Saturday, January 3, 2009
Watched “Milk” last night, and it was a very emotional experience for me- probably the biggest gut punch I’ve gotten from a film in a long time. Sean Penn is – well, he couldn’t be better. He is every inch the character – the bravado, the insecurities, the focus, the wit. He’s amazing as a man who in his forties finds his niche in life, and runs with it.
Gus Van Sant has always made interesting movies – I love Drugstore Cowboy and My Own Private Idaho. But he’s also made some absolutely terrible movies, like “Cowgirls Get the Blues” and his remake of "Psycho." I always wondered if Van Sant could make a good movie about something other than beautiful male criminals. But “Milk” is a grown up movie –and it’s a grown up gay movie. It doesn’t depend on shirtless beauties in discos to sell its story. It’s a real movie about gay men having real lives that don’t revolve around coming out, falling in love with a high school jock, and having tearful scenes with parents.
Two scenes really got me. The one – where Harvey picks up the phone and it’s a kid from Minnesota on the other line. He’s seen him on TV and he’s called him – obviously trying to get some help – and told him he wants to kill himself. And then he later calls again – to deliver some pivotal news from LA about the vote on the Briggs initiative. Both of those scenes just slayed me. (Slew me?) It brought home in an immediate way those kids at the time, who looked at TV and had never seen anyone like Harvey Milk, who said he was gay and was a happier man for doing so.
I was about 14 at the time of Milk’s assassination. And I only had a dim awareness of what was happening then in San Francisco. Richmond was a long ways away. But I remember that feeling – remember what a big deal it was when Billy Crystal played a gay character on “Soap?’ As a kid that age at that time, there were simply no models anywhere for what a happy gay man looked like. We clung to anything.
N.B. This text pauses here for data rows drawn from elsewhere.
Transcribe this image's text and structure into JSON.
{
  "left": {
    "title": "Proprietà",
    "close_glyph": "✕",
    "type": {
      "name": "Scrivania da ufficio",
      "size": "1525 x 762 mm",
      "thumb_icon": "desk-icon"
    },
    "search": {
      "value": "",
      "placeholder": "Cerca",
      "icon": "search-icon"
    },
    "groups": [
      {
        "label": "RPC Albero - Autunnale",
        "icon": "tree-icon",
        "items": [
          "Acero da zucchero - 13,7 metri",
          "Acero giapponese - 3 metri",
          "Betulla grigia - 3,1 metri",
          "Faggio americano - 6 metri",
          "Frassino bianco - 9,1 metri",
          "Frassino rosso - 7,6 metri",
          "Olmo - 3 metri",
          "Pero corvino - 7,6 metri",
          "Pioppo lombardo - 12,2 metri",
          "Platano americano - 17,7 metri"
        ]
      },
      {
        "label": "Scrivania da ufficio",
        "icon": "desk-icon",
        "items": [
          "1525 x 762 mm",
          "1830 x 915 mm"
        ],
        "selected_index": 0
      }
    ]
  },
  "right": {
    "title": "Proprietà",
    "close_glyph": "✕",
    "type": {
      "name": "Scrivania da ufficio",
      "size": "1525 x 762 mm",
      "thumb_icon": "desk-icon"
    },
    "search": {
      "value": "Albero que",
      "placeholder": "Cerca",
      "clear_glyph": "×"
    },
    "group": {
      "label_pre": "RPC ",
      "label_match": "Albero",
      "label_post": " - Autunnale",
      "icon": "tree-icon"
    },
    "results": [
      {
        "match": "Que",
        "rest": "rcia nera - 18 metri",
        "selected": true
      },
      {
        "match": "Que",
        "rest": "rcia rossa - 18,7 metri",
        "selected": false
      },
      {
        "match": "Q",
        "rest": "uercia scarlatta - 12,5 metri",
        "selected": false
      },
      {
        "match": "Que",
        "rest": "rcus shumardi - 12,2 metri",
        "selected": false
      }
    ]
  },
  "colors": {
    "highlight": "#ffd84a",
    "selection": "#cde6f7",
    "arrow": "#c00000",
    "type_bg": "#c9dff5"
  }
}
Van Sant starts out “Milk” with some amazing footage of gay men being rounded up, filmed in bars, shoved into police vans, hiding their eyes behind their hands. And it really brought home what those times were like, where being gay could get you fired, jailed, run out of town, or worse.
I know it's still like that some places, but things are better for most of us. Of course, Dennis O'Hare's Briggs would not be out of place on Fox News today.